La Méditerranée n’aura pas l’éclat des années passées parce que l’insouciance a fait place à la réalité du destin humain, ce moment où non seulement nos parents se soucient de nous mais aussi où la réciproque devient vraie.

Voir ses parents (ou ses beaux-parents en l’occurrence) décliner, c’est prendre conscience qu’on va les remplacer ; ce que l’on espère le plus tard possible.

Mais je suis malgré tout heureuse d’avoir l’occasion de partager leur quotidien même un peu sombre et leur amener ce que nous avons de plus précieux à offrir : notre famille unie et pleine de vie.

PS : On se retrouve vers la mi-août ; si ça m’est possible, je donnerai des infos sur la page Facebook du blog.
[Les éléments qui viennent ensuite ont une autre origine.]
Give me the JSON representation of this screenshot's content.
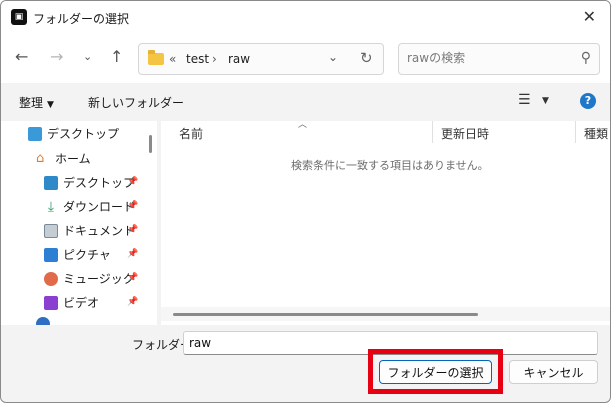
{
  "window": {
    "title": "フォルダーの選択"
  },
  "nav": {
    "breadcrumb": [
      "test",
      "raw"
    ],
    "search_placeholder": "rawの検索"
  },
  "commands": {
    "organize_label": "整理",
    "new_folder_label": "新しいフォルダー"
  },
  "sidebar": {
    "items": [
      {
        "label": "デスクトップ",
        "icon": "desktop-icon",
        "color": "#3a9ad9",
        "pinned": false
      },
      {
        "label": "ホーム",
        "icon": "home-icon",
        "color": "#e07a2e",
        "pinned": false
      },
      {
        "label": "デスクトップ",
        "icon": "desktop-icon",
        "color": "#2f88c7",
        "pinned": true
      },
      {
        "label": "ダウンロード",
        "icon": "download-icon",
        "color": "#2e9e6b",
        "pinned": true
      },
      {
        "label": "ドキュメント",
        "icon": "document-icon",
        "color": "#7a8a99",
        "pinned": true
      },
      {
        "label": "ピクチャ",
        "icon": "pictures-icon",
        "color": "#2d7fd3",
        "pinned": true
      },
      {
        "label": "ミュージック",
        "icon": "music-icon",
        "color": "#e06a4a",
        "pinned": true
      },
      {
        "label": "ビデオ",
        "icon": "video-icon",
        "color": "#8a3fd1",
        "pinned": true
      }
    ]
  },
  "file_list": {
    "columns": [
      "名前",
      "更新日時",
      "種類"
    ],
    "empty_message": "検索条件に一致する項目はありません。"
  },
  "footer": {
    "folder_label": "フォルダー:",
    "folder_value": "raw",
    "select_button": "フォルダーの選択",
    "cancel_button": "キャンセル"
  },
  "colors": {
    "accent": "#0067c0",
    "highlight": "#e60012"
  }
}
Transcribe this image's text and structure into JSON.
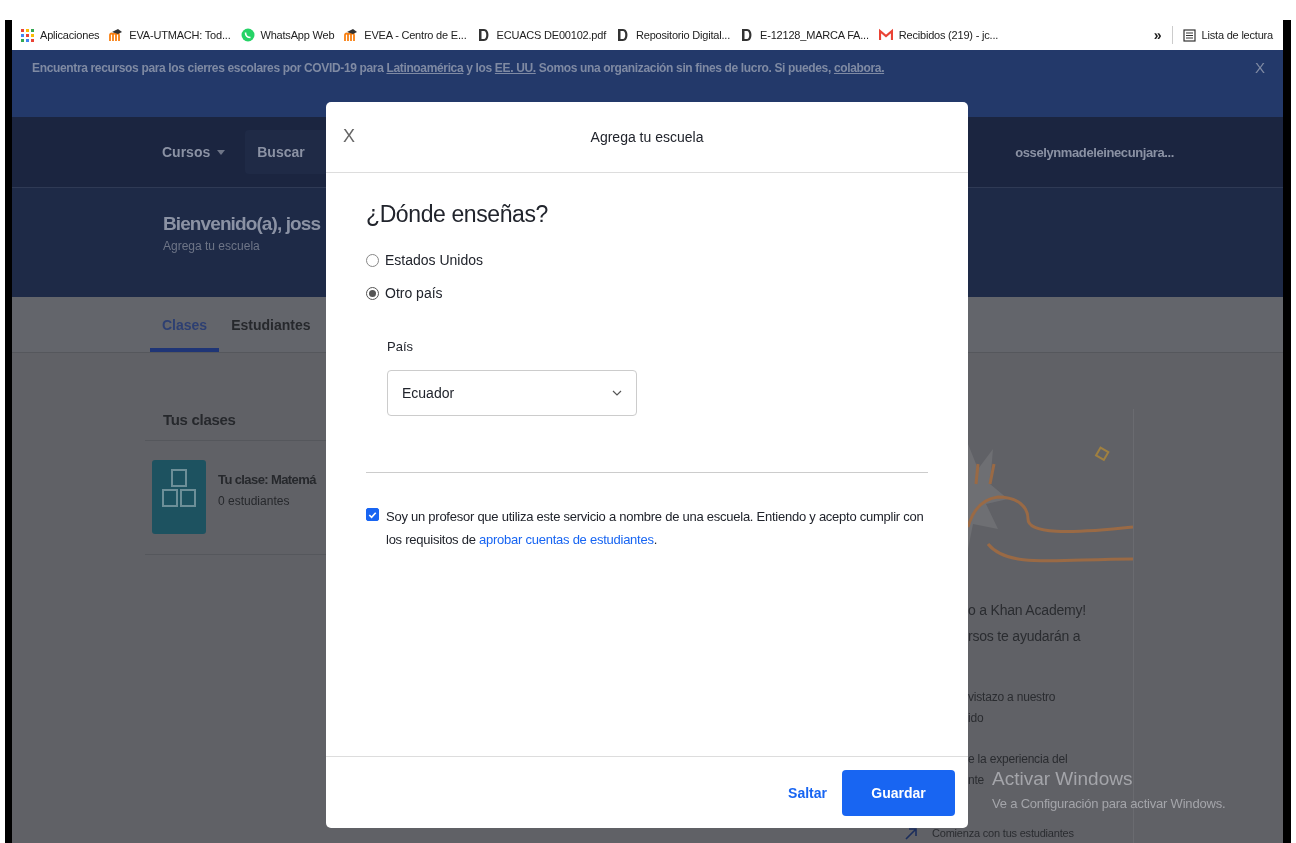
{
  "bookmarks": [
    {
      "kind": "apps",
      "label": "Aplicaciones"
    },
    {
      "kind": "moodle",
      "label": "EVA-UTMACH: Tod..."
    },
    {
      "kind": "whatsapp",
      "label": "WhatsApp Web"
    },
    {
      "kind": "moodle",
      "label": "EVEA - Centro de E..."
    },
    {
      "kind": "doc",
      "label": "ECUACS DE00102.pdf"
    },
    {
      "kind": "doc",
      "label": "Repositorio Digital..."
    },
    {
      "kind": "doc",
      "label": "E-12128_MARCA FA..."
    },
    {
      "kind": "gmail",
      "label": "Recibidos (219) - jc..."
    }
  ],
  "bookmarks_more": "»",
  "reading_list": "Lista de lectura",
  "banner": {
    "segments": [
      {
        "kind": "text",
        "text": "Encuentra recursos para los cierres escolares por COVID-19 para "
      },
      {
        "kind": "link",
        "text": "Latinoamérica"
      },
      {
        "kind": "text",
        "text": " y los "
      },
      {
        "kind": "link",
        "text": "EE. UU."
      },
      {
        "kind": "text",
        "text": " Somos una organización sin fines de lucro. Si puedes, "
      },
      {
        "kind": "link",
        "text": "colabora."
      }
    ],
    "close": "X"
  },
  "nav": {
    "courses": "Cursos",
    "search_placeholder": "Buscar",
    "user": "osselynmadeleinecunjara..."
  },
  "header": {
    "title": "Bienvenido(a), joss",
    "subtitle": "Agrega tu escuela"
  },
  "tabs": [
    {
      "label": "Clases",
      "selected": true
    },
    {
      "label": "Estudiantes",
      "selected": false
    }
  ],
  "classes": {
    "title": "Tus clases",
    "items": [
      {
        "title": "Tu clase: Matemá",
        "students": "0 estudiantes"
      }
    ]
  },
  "side_card": {
    "blocks": [
      {
        "kind": "partial",
        "lines": [
          "o a Khan Academy!",
          "rsos te ayudarán a"
        ]
      },
      {
        "kind": "partial",
        "lines": [
          "vistazo a nuestro",
          "ido"
        ]
      },
      {
        "kind": "partial",
        "lines": [
          "e la experiencia del",
          "nte"
        ]
      },
      {
        "kind": "step",
        "lines": [
          "Comienza con tus estudiantes"
        ]
      }
    ]
  },
  "dialog": {
    "close": "X",
    "title": "Agrega tu escuela",
    "heading": "¿Dónde enseñas?",
    "options": [
      {
        "label": "Estados Unidos",
        "selected": false
      },
      {
        "label": "Otro país",
        "selected": true
      }
    ],
    "country_label": "País",
    "country_value": "Ecuador",
    "agreement": {
      "checked": true,
      "text": "Soy un profesor que utiliza este servicio a nombre de una escuela. Entiendo y acepto cumplir con los requisitos de ",
      "link": "aprobar cuentas de estudiantes",
      "end": "."
    },
    "skip": "Saltar",
    "save": "Guardar"
  },
  "os_notice": {
    "title": "Activar Windows",
    "text": "Ve a Configuración para activar Windows."
  }
}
Et pour lundi, je t’ai réservé une page pour t’exprimer.

Mes beaux-parents, ces héros : le cancer, cet ennemi

Le 8 juillet 2010

Je sonne à la porte de ce petit logement de fortune de l’est parisien. Je suis très en avance.

Elle ouvre en s’écriant « Ah, LMJ, tu es déjà là ! ».

Elle semble contente de me voir.

Un vieillard décharné, fripé et chauve, voûté sur sa canne se tient à deux/trois mètres de moi. Je ne savais pas qu’il y aurait de la visite en dehors de la mienne… Je ne dis pas « Bonjour Monsieur ! », j’irai lui serrer la main et me présenter dès que j’aurai pénétré dans l’appartement qu’ont dû louer en urgence mes beaux-parents pour soigner le cancer du poumon et de la hanche de Beau-papa.